16.9 Checklist for optimising a new model#
Before touching config, know: is it dense or MoE (MoE -> expert offload is the main lever; dense -> KV tuning only), how many transformer layers (bounds the -ot regex), the native training context (sets the --ctx-size minimum), the available quant family (prefer Unsloth Dynamic), and the gguf path pattern on the server.
Then, re-measuring after each step:
- Macro flags:
-fa on -ctk q8_0 -ctv q8_0. - Native context at
-np 1. - For MoE: all experts to CPU, then pin in layers until the GPU with most headroom is at 1 GB free.
- For MoE: pin additional layers on the other GPU until it's also at 1 GB free.
- If single-user cost is <10%, double context and switch to
-np 2. - Stress test at 20k / 50k / ~80% native prompts. Confirm peak VRAM under load stays below each GPU's ceiling.
- Promote to the llama-swap config, restart once, verify swap-in and swap-out both work without errors.
17. Memory and self-learning#
Serving tuning makes the stack fast. This layer makes it improve by being used. Three kinds of durable memory, all built from my own input, all plain files on disk under ~/.config/opencode/.
| Kind | What it holds | How it loads |
|---|---|---|
memory/ | facts: who I am, a project's constraints, decisions in no repo | an index file loaded into every session |
traits/ | one-line corrections: WHEN a search 403s, DO retry via the extract tool | the trait index is always in the system prompt |
learned-skills/ | reusable multi-step procedures composed from existing tools | auto-injected when the next message matches the trigger |
Who writes them#
The primary model will not stop mid-task to record a lesson - it has a job to do. So a separate cheap model does it. After a session that did real work goes idle, the resident 4B reviews the tool sequence and records ONE thing: a learned-skill if the run was clean, a trait if a step failed and got recovered. The big model does the work, the small model writes down what worked. This runs at no swap cost, because the 4B is one of the always-resident models alongside the warm slot.
The promotion ladder#
fact --memory_remember--> memory/<slug>.md (loaded every session)
correction --reflector--------> traits/<slug>.md (index always in prompt)
procedure --reflector--------> learned-skills/<slug>/ (auto-injected on match)
proven skill --promote (mv)-----> skills/<slug>/ (a permanent skill)A fact becomes a memory, a correction becomes a trait, a working procedure becomes a learned-skill, and a learned-skill that keeps proving itself gets promoted by hand to a permanent skill. The store is capped - a few dozen traits, a handful of learned-skills - so it stays curated, not a junk drawer.
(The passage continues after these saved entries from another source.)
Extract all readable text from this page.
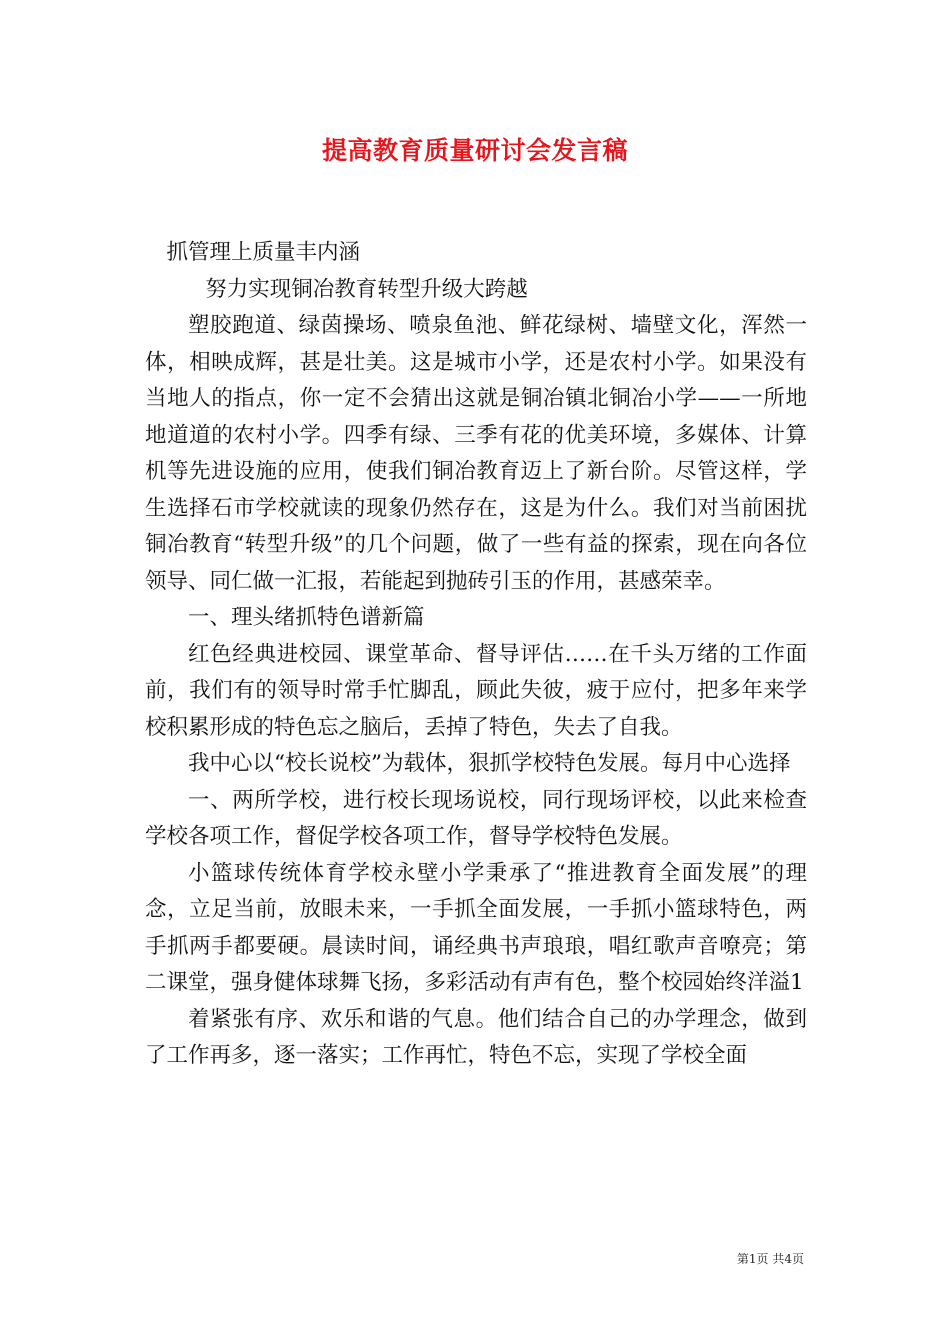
提高教育质量研讨会发言稿

抓管理上质量丰内涵

努力实现铜冶教育转型升级大跨越

塑胶跑道、绿茵操场、喷泉鱼池、鲜花绿树、墙壁文化，浑然一体，相映成辉，甚是壮美。这是城市小学，还是农村小学。如果没有当地人的指点，你一定不会猜出这就是铜冶镇北铜冶小学——一所地地道道的农村小学。四季有绿、三季有花的优美环境，多媒体、计算机等先进设施的应用，使我们铜冶教育迈上了新台阶。尽管这样，学生选择石市学校就读的现象仍然存在，这是为什么。我们对当前困扰铜冶教育“转型升级”的几个问题，做了一些有益的探索，现在向各位领导、同仁做一汇报，若能起到抛砖引玉的作用，甚感荣幸。

一、理头绪抓特色谱新篇

红色经典进校园、课堂革命、督导评估……在千头万绪的工作面前，我们有的领导时常手忙脚乱，顾此失彼，疲于应付，把多年来学校积累形成的特色忘之脑后，丢掉了特色，失去了自我。

我中心以“校长说校”为载体，狠抓学校特色发展。每月中心选择

一、两所学校，进行校长现场说校，同行现场评校，以此来检查学校各项工作，督促学校各项工作，督导学校特色发展。

小篮球传统体育学校永壁小学秉承了“推进教育全面发展”的理念，立足当前，放眼未来，一手抓全面发展，一手抓小篮球特色，两手抓两手都要硬。晨读时间，诵经典书声琅琅，唱红歌声音嘹亮；第二课堂，强身健体球舞飞扬，多彩活动有声有色，整个校园始终洋溢1

着紧张有序、欢乐和谐的气息。他们结合自己的办学理念，做到了工作再多，逐一落实；工作再忙，特色不忘，实现了学校全面

第1页 共4页
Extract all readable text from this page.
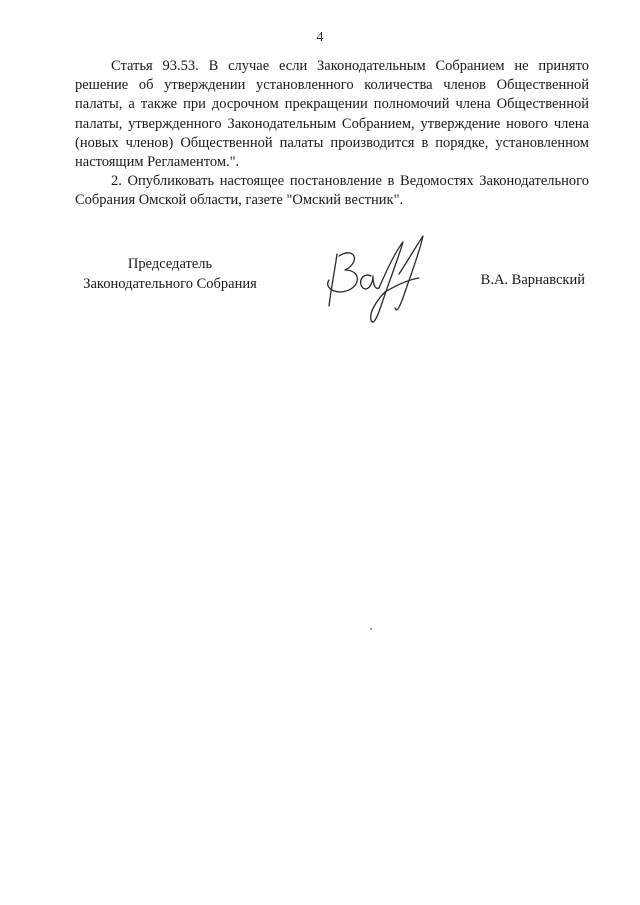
4

Статья 93.53. В случае если Законодательным Собранием не принято решение об утверждении установленного количества членов Общественной палаты, а также при досрочном прекращении полномочий члена Общественной палаты, утвержденного Законодательным Собранием, утверждение нового члена (новых членов) Общественной палаты производится в порядке, установленном настоящим Регламентом.".

2. Опубликовать настоящее постановление в Ведомостях Законодательного Собрания Омской области, газете "Омский вестник".

Председатель
Законодательного Собрания	В.А. Варнавский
Recall: semantic layer + knowledge graph#
On top of the flat files sits an optional semantic layer and a knowledge graph. The semantic layer indexes the memory, traits, and learned-skills into one searchable store; recall is automatic per turn, gated so an ordinary coding turn pulls in nothing and only a real match surfaces. If that layer is absent, everything degrades to a flat-file substring scan - the plain files are the source of truth, the index is a convenience.
The knowledge graph is built only from my own words: my notes and the things I have actually typed, never the assistant's output. A pipeline extracts (subject, predicate, object) triples, dedupes them, and normalises name variants so they collapse to one entity. The agent reads relationships from the graph during a conversation and writes new ones back as it learns them, so the graph keeps growing from use.
The point of the whole layer: the stack gets better at my work by running my work. A correction I make once sticks, because the stack wrote it down on its own.